Google Shares Well Short of All-Time High
The stock prices of Apple Inc. (NASDAQ: AAPL) and Amazon.com Inc. (NASDAQ: AMZN) reach all-time highs almost every day. The third member of the club of tech companies that is often mentioned as among the most important and powerful in the world is Google Inc. (NASDAQ: GOOG
). Its share price remains well below its all-time high of $747, reached in 2007 before that recession-driven stock market crash. The price, which is currently $681, suggests that Wall St. believes that Google has weaknesses beyond those of the other two companies.
Further proof of the market’s skepticism about Google is the state of its shares this year. Google’s stock has risen only 5% in 2012. Amazon’s has moved 42% higher, while Apple’s is higher by 64%.
Pessimists about Apple’s prospects routinely point to competition from a slew of companies led by Samsung. That worry has been blunted by a recent court decision about Apple’s patents. Apple has been attacked also for its tardiness in releasing the iPhone 5. That delay has frozen the company out of the 4G market. Critics also point to Apple’s market share problems in China. All of those negative impressions continue to be overwhelmed by Apple’s growth and innovation, as well as its uncanny ability to release its products at times when consumers are ripe to buy them.
The case against Amazon’s share price improvement is even more powerful than the one against Apple. Amazon has extremely low profit margins. CEO and founder Jeff Bezos continues to spend a fortune on marketing. Amazon does not make enough money on its Kindle line of hardware. But Amazon has reached the point where it cannot be challenged as the leader of the e-commerce industry. Its e-book business is believed to be wildly profitable. And Amazon has created the world’s largest cloud platform for companies that want to outsource server, storage and bandwidth functions.
Google’s weaknesses become more troubling as it reports results each quarter. Its growth rate has slowed considerably, and it has run out of the ability to expand in its primary markets of the United States and Europe — it simply has too much of the market in these regions. The nations in which Google needs to have a big presence — India, Russia and China — have local search companies that dominate the sector.
Google’s other Achilles’ heel is Android, which appears on the surface to be a great success.

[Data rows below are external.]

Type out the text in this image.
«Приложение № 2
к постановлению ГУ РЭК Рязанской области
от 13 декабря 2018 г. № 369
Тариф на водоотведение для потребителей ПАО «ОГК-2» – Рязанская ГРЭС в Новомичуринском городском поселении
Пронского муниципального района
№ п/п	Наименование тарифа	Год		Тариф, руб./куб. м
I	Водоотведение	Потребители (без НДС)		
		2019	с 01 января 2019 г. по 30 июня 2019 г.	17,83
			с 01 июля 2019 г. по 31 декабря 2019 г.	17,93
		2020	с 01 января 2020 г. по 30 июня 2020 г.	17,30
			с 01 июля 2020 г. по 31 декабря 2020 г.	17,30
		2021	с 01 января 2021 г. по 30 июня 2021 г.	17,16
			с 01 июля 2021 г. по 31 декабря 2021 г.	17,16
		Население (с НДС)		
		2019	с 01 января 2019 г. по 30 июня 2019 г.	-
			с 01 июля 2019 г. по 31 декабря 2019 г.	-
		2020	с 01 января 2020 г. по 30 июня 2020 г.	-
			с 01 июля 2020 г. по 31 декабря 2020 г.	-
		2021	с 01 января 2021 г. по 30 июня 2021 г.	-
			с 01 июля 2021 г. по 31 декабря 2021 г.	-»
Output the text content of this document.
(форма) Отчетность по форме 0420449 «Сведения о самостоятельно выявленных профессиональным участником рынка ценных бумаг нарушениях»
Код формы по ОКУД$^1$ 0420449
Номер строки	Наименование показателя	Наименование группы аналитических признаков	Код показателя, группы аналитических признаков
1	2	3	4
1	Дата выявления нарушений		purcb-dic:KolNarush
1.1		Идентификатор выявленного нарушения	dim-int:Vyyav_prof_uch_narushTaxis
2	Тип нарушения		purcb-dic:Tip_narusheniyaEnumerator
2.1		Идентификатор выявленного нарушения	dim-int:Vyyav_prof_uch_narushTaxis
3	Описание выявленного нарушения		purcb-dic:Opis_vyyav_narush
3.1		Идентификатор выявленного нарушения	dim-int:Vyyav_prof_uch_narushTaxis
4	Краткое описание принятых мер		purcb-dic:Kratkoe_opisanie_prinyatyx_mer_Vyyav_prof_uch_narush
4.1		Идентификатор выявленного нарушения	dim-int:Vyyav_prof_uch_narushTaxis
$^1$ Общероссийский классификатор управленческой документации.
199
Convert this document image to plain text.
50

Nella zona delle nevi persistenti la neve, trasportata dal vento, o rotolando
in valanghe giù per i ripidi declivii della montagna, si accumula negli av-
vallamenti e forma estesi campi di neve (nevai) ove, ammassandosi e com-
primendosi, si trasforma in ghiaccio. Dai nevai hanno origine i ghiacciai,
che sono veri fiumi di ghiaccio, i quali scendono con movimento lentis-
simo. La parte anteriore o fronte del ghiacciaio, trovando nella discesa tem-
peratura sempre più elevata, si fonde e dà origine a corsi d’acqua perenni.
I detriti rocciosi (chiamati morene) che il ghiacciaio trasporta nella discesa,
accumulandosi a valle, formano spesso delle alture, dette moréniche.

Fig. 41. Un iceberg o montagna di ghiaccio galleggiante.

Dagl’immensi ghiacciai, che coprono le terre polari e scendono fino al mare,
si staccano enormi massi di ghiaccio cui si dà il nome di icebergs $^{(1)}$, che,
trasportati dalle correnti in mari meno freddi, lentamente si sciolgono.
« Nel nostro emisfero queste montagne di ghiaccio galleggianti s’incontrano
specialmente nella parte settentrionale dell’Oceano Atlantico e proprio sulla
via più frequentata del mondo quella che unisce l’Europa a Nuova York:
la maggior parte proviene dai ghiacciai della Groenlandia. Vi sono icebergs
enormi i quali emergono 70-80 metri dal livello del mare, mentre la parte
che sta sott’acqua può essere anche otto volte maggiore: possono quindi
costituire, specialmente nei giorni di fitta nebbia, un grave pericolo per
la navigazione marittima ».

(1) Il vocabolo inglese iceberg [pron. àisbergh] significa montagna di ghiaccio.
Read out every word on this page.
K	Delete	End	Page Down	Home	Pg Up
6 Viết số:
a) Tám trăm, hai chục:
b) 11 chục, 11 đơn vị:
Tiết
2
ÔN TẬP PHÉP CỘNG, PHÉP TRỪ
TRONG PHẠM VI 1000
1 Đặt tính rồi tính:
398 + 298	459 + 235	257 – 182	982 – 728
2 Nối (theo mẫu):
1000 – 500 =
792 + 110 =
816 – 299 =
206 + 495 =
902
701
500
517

Actually, since Google has been unable to demonstrate it can derive much revenue from the mobile operating system, Wall St. continues to view the company as nothing more than the world’s most successful search company. And, with Apple’s patent victory over Samsung, many legal experts believe its next target will be Google’s intellectual property, or lack of it.
If share price is an indication, investors look at Google as a company in trouble.